My life as a patient
2017 has arrived with a whimper while 2016 has gone the way of the dodo while making a rude gesture, pneumonia.
I’m almost a week into this thing, and I’m growing tired of it.
Of all the things to get? Pneumonia? I feel like I ought to be in cottage hospital at Downtown Abbey. The doctor will have said there’s no hope for me–I should just cough my way into the world that is to come.
It’s clear to me that in Downtown, I would be the chap who mucks the stalls not the guy who drinks champagne and sleeps in the guest room. The storyline will have needed something “earthy” to balance out the sheer ebullience of life in a family that wants for nothing and managed to create a society ostensibly designed to meet its every need.
Of course life in contemporary America is nothing like, so ever now and again there needs to be a working lad thrown into the story.

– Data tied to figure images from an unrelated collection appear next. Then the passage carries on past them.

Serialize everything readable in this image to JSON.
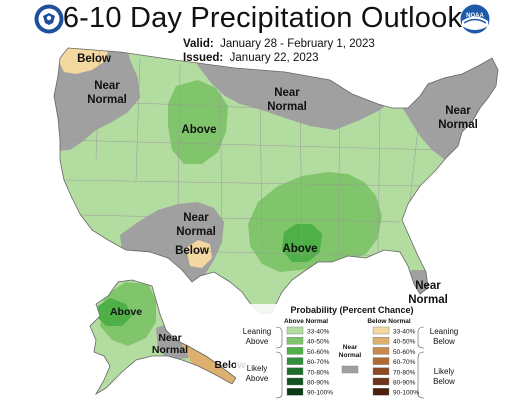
{
  "header": {
    "title": "6-10 Day Precipitation Outlook",
    "valid_label": "Valid:",
    "valid_dates": "January 28 - February 1, 2023",
    "issued_label": "Issued:",
    "issued_date": "January 22, 2023",
    "left_logo_icon": "doc-seal-icon",
    "right_logo_icon": "noaa-logo-icon",
    "right_logo_text": "NOAA"
  },
  "map_labels": {
    "nw_below": "Below",
    "nw_near_1": "Near",
    "nw_near_2": "Normal",
    "nc_near_1": "Near",
    "nc_near_2": "Normal",
    "rockies_above": "Above",
    "sw_near_1": "Near",
    "sw_near_2": "Normal",
    "sw_below": "Below",
    "south_above": "Above",
    "ne_near_1": "Near",
    "ne_near_2": "Normal",
    "fl_near_1": "Near",
    "fl_near_2": "Normal",
    "ak_above": "Above",
    "ak_near_1": "Near",
    "ak_near_2": "Normal",
    "ak_below": "Below"
  },
  "legend": {
    "title": "Probability (Percent Chance)",
    "above_header": "Above Normal",
    "below_header": "Below Normal",
    "near_header_1": "Near",
    "near_header_2": "Normal",
    "leaning_above_1": "Leaning",
    "leaning_above_2": "Above",
    "likely_above_1": "Likely",
    "likely_above_2": "Above",
    "leaning_below_1": "Leaning",
    "leaning_below_2": "Below",
    "likely_below_1": "Likely",
    "likely_below_2": "Below",
    "above_bins": [
      {
        "label": "33-40%",
        "color": "#b3dca0"
      },
      {
        "label": "40-50%",
        "color": "#80c56b"
      },
      {
        "label": "50-60%",
        "color": "#4eb047"
      },
      {
        "label": "60-70%",
        "color": "#2f8f3a"
      },
      {
        "label": "70-80%",
        "color": "#1e6e2c"
      },
      {
        "label": "80-90%",
        "color": "#125220"
      },
      {
        "label": "90-100%",
        "color": "#0b3a14"
      }
    ],
    "below_bins": [
      {
        "label": "33-40%",
        "color": "#f3d8a0"
      },
      {
        "label": "40-50%",
        "color": "#ddb070"
      },
      {
        "label": "50-60%",
        "color": "#c88a4a"
      },
      {
        "label": "60-70%",
        "color": "#b06a32"
      },
      {
        "label": "70-80%",
        "color": "#8e4a22"
      },
      {
        "label": "80-90%",
        "color": "#6e3418"
      },
      {
        "label": "90-100%",
        "color": "#4a200e"
      }
    ],
    "near_color": "#a0a0a0"
  },
  "colors": {
    "near_normal": "#a0a0a0",
    "above_33_40": "#b3dca0",
    "above_40_50": "#80c56b",
    "above_50_60": "#4eb047",
    "below_33_40": "#f3d8a0",
    "canada_white": "#ffffff",
    "border": "#7a7a7a"
  }
}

Matthew Crawley’s annoying mother would, however, not permit me to shuffle off this mortal coil. Armed with some half-remembered remedy her late husband had once used, she would surreptitiously swan into my room and inject me with some unknown concoction that would, within the confines of the episode, restore me to health.
Gratefully, I would return to shoveling manure grateful that what’s her name from “the family,” had condescended to save me so that I once more might smell the sweet aroma of horse crap.
The story line would then move along to something infinitely more interesting like the seduction of the heiress by an Turkish diplomat or the delightful Maggie Smith issuing one-liners that eviscerate an opponent without seeming impolite.
I didn’t think real people got pneumonia. It’s known as “the old man’s friend,” because generally as one approaches death, pneumonia slips in and finishes the job started by some other illness.
Apparently pneumonia is typically contracted after something else, in my case the flu. Yes, 2016 really did give me a special send off didn’t it?